Among all of the requirements throughout Asia and the world for social distancing, nature rears an ugly head. Earlier this week, the island of Sumar off of Taiwan was struck by Typhoon Vongfong.
Due to the infrastructure and build of the houses in Sumar, people are being forced together in tiny houses. As rains and winds tear off roofing, paneling and flooding streets. Taiwan and the surrounding coastlines are seeing millions of people becoming affected by the storm.
Typhoon Vongfong is rapidly intensifying — and the Philippines is in its path https://t.co/41mVv8GR7f
— CNN (@CNN) May 14, 2020
Now, over 140,000 people along the coasts are having to shelter together. Simultaneously, they are having to still observe social distancing rules which is causing its own host of problems.
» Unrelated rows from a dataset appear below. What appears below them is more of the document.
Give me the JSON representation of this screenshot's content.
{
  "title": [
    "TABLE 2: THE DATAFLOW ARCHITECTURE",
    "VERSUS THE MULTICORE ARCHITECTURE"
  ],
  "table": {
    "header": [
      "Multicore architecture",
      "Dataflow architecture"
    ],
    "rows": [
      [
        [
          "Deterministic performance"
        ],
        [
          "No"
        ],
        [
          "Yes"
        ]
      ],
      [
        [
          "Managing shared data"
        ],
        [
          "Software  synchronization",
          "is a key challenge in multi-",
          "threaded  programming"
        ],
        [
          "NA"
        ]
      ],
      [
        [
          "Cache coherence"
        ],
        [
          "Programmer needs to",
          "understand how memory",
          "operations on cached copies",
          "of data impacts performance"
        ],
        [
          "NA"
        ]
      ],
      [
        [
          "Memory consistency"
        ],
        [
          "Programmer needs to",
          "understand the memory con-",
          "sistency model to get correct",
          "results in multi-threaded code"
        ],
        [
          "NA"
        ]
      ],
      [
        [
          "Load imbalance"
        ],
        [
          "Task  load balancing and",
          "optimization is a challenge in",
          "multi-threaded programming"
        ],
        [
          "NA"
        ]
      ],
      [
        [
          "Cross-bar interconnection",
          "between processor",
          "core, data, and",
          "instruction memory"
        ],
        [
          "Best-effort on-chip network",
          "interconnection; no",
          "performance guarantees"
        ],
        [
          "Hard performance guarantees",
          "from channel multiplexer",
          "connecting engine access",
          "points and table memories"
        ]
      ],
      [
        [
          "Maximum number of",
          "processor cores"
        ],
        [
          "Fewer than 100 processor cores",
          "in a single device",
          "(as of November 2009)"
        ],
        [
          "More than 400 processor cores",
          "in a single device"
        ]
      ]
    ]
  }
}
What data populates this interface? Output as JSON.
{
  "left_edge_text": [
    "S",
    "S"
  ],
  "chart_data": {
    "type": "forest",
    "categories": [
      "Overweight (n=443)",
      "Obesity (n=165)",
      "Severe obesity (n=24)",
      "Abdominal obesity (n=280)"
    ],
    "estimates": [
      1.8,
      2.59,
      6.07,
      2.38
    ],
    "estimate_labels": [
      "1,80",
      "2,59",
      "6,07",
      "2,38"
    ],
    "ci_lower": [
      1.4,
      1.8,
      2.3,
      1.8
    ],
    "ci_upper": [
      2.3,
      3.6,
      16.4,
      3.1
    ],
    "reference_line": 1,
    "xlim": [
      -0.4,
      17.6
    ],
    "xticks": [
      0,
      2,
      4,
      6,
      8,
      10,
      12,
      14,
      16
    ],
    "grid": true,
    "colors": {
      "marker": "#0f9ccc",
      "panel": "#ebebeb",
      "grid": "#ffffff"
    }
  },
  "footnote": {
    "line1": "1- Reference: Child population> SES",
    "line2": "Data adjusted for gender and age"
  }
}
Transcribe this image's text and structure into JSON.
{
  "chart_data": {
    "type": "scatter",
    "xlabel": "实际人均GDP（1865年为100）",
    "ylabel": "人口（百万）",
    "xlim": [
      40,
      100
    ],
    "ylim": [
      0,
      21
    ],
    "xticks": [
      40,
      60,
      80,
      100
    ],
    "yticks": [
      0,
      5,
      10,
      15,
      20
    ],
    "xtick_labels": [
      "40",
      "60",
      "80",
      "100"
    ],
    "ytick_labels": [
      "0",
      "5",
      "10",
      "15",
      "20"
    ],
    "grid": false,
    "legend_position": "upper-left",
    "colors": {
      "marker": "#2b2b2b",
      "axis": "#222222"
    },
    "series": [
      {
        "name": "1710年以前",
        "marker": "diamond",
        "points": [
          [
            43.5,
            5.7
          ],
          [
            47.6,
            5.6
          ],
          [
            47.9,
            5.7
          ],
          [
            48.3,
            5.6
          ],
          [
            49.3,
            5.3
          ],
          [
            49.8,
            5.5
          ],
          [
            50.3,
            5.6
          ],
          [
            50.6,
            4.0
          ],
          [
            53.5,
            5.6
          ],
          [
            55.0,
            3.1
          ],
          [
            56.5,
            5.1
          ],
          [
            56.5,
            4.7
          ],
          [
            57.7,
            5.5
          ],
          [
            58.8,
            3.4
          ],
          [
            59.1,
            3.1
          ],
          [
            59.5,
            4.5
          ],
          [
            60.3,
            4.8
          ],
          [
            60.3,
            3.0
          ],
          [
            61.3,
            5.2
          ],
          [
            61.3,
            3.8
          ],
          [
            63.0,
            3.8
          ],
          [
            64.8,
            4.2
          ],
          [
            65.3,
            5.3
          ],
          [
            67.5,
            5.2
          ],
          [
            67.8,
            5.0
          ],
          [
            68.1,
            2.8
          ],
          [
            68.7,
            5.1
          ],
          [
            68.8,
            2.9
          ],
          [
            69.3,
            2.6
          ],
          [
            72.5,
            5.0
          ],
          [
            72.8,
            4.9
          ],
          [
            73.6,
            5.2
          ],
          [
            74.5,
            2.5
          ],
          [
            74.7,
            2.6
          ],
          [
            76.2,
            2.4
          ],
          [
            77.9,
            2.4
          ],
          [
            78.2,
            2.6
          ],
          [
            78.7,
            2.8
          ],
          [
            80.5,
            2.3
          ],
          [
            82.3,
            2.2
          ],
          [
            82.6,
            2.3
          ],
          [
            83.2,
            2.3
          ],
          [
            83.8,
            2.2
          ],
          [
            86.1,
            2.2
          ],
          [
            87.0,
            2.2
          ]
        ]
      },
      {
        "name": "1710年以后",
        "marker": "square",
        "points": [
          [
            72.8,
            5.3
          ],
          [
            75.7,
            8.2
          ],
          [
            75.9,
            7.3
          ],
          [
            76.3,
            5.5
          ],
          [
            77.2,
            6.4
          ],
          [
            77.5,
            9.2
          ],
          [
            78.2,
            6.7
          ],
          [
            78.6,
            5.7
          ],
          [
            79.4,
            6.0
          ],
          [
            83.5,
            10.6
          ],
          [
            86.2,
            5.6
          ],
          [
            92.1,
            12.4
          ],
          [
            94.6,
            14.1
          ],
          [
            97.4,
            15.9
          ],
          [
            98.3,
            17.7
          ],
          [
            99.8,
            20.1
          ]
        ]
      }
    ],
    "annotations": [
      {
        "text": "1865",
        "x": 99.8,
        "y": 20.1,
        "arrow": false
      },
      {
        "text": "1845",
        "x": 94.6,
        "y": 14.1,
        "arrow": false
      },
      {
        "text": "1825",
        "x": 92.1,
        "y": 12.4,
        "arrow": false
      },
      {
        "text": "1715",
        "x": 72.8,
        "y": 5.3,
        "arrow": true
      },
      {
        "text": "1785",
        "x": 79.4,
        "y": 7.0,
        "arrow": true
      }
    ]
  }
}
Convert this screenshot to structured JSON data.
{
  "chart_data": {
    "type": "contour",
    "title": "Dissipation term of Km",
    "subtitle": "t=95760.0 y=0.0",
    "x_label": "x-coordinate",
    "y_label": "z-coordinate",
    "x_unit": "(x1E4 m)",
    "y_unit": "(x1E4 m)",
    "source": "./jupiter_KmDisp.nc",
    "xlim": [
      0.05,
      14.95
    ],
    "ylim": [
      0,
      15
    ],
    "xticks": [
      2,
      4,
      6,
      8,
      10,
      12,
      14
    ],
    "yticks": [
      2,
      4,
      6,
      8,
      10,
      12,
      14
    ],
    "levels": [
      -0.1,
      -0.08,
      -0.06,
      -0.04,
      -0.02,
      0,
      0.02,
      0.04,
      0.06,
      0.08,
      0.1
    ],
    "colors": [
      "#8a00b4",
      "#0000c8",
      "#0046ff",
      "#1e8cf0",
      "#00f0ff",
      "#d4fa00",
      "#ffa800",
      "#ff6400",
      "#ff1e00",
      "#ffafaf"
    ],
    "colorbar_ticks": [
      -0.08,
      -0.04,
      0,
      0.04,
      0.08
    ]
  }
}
At the time of writing, there have been no reported deaths due to Vongfong, at least none currently known about. However, in the past these typhoons have caused all sorts of drastic damage to buildings and landscapes. Including when they cascade into volcanoes and cause eruptions.
Hopefully the analysts are correct and we see Vongfong continue to downgrade as it expends itself. Right now the storm is mostly causing issues for quarantine centers and local authorities. Most houses are sustaining minor damages but keeping people physically apart is proving a challenge.
As we continue to try to flatten curves and begin soft reopenings, we need to remember times like these. We need to remember that we have strength together and help those in need.